The commissioners approved an administrative law judge's recommended order yesterday, with some amendments, which includes placing residential solar customers in a separate rate class and allows new solar customers to stay under the initial rates set during rate cases for 10 years. Under the ALJ proposal, Chief Administrative Law Judge Teena Jibilian recommended that utilities pay an avoided cost rate for excess solar generation, and that the rate be calculated with five-year forward forecast, not 20 or 30 years.
Solar companies were not so enamored with the decision.
"While we were hopeful that a compromise could be reached in this proceeding, the Commission has chosen to adopt a methodology that will systematically undercompensate Arizona families and businesses for their investment in homegrown solar energy, an investment that reduces the need for expensive and polluting centralized power plants,” Briana Kobor, program director for DG policy at Vote Solar, wrote in a statement to Utility Dive.
It was the first time solar interests did not push for full retail rate net metering—a billing mechanism that usually credits customers at the full retail rate for any excess energy they export to the grid. Even so, they said their desire to reach a compromise was ignored.
"We are open to moving away from net metering [in Arizona]," said Anne Hoskins, a former Maryland regulator who now runs policy for solar installer Sunrun. But, she added, the solar sector is not being given a chance to come to the table with a compromise.
At issue was a late afternoon discussion where Little requested the ACC staff approach parties to record suggested tweaks to the recommended order.
Solar companies say they were excluded from the process and their changes not incorporated. But Little said their suggestions were too large to be considered "tweaks" and "would have materially changed the substance of the amendment completely."
Those solar proposals, he emailed Utility Dive after the decision, were discussed during the open meeting, but not adopted by the commission.
Arizona has long been a rancorous hotbed for rooftop solar issues dating back to 2013. In 2015, regulators voted to open a generic docket to examine the value of solar after a contentious year of debate. Arizona utilities sought to reduce net metering compensation or increase fixed fees. Even though the ACC voted to examine solar's value, utilities came back this year with proposed mandatory residential demand charges in rate cases.
Regulators staved off a decision on those rates until the value of solar docket concluded this week, but they did not settle on a final compensation value. That, they said, would happen in upcoming rate cases.
UES Electric, Tucson Electric Power and Arizona Public Service have pending cases before the Commission next year. In UES' case, regulators chose to delay a decision over its request to implement demand charges on residential solar customers until after the VOS docket decision.
The rate cases are widely anticipated in the power sector and could set a precedent for other states.
Solar advocates have long been against residential demand charges because of their complexity. In addition, the demand charges can negate any savings from net metering compensation since it charges customers monthly for the day with the highest energy usage. Utilities prefer demand charges because they are more "tech-agnostic," and opens the door to other smart grid technologies like storage.

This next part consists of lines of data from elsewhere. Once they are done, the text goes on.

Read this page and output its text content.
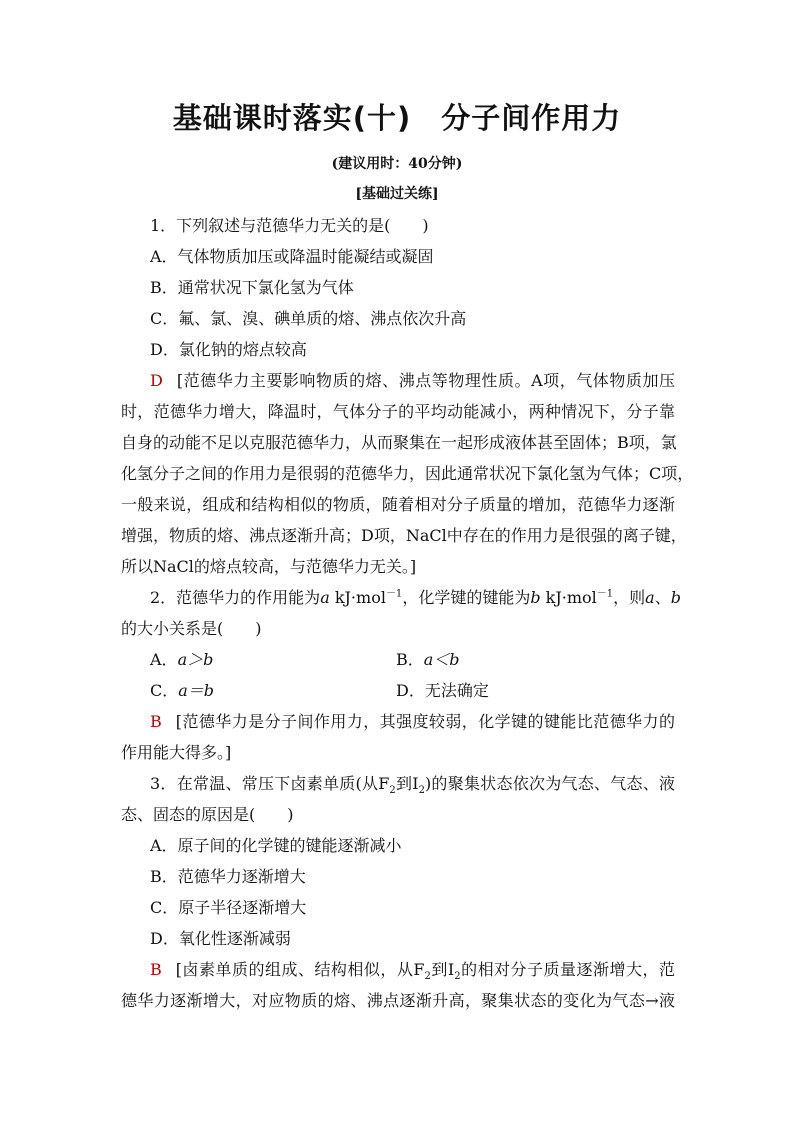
基础课时落实(十)　分子间作用力
(建议用时：40分钟)
[基础过关练]
1．下列叙述与范德华力无关的是(　　)
A．气体物质加压或降温时能凝结或凝固
B．通常状况下氯化氢为气体
C．氟、氯、溴、碘单质的熔、沸点依次升高
D．氯化钠的熔点较高
D [范德华力主要影响物质的熔、沸点等物理性质。A项，气体物质加压
时，范德华力增大，降温时，气体分子的平均动能减小，两种情况下，分子靠
自身的动能不足以克服范德华力，从而聚集在一起形成液体甚至固体；B项，氯
化氢分子之间的作用力是很弱的范德华力，因此通常状况下氯化氢为气体；C项，
一般来说，组成和结构相似的物质，随着相对分子质量的增加，范德华力逐渐
增强，物质的熔、沸点逐渐升高；D项，NaCl中存在的作用力是很强的离子键，
所以NaCl的熔点较高，与范德华力无关。]
2．范德华力的作用能为a kJ·mol$^{-1}$，化学键的键能为b kJ·mol$^{-1}$，则a、b
的大小关系是(　　)
A．a＞b	B．a＜b
C．a＝b	D．无法确定
B [范德华力是分子间作用力，其强度较弱，化学键的键能比范德华力的
作用能大得多。]
3．在常温、常压下卤素单质(从$F_2$到$I_2$)的聚集状态依次为气态、气态、液
态、固态的原因是(　　)
A．原子间的化学键的键能逐渐减小
B．范德华力逐渐增大
C．原子半径逐渐增大
D．氧化性逐渐减弱
B [卤素单质的组成、结构相似，从$F_2$到$I_2$的相对分子质量逐渐增大，范
德华力逐渐增大，对应物质的熔、沸点逐渐升高，聚集状态的变化为气态→液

APS, which also seeks to implement mandatory demand charges on all residents, applauded the decision, but warned subsidies and cost shifts still exist.
"“While today’s action was a step in the right direction, subsidies and a cost shift still exist," the company said in a statement. "We will work with the Commission and stakeholders in subsequent proceedings to continue to bring the benefits of solar to Arizona customers and to do so cost-effectively.”
This article has been updated to reflect comments from ACC Chair Doug Little, who said after the decision that solar companies were not excluded from the late afternoon amendment discussion. The article has also been corrected to reflect it was late afternoon, not lunchtime. And the article has been updated to reflect clarifying comments from Anne Hoskins.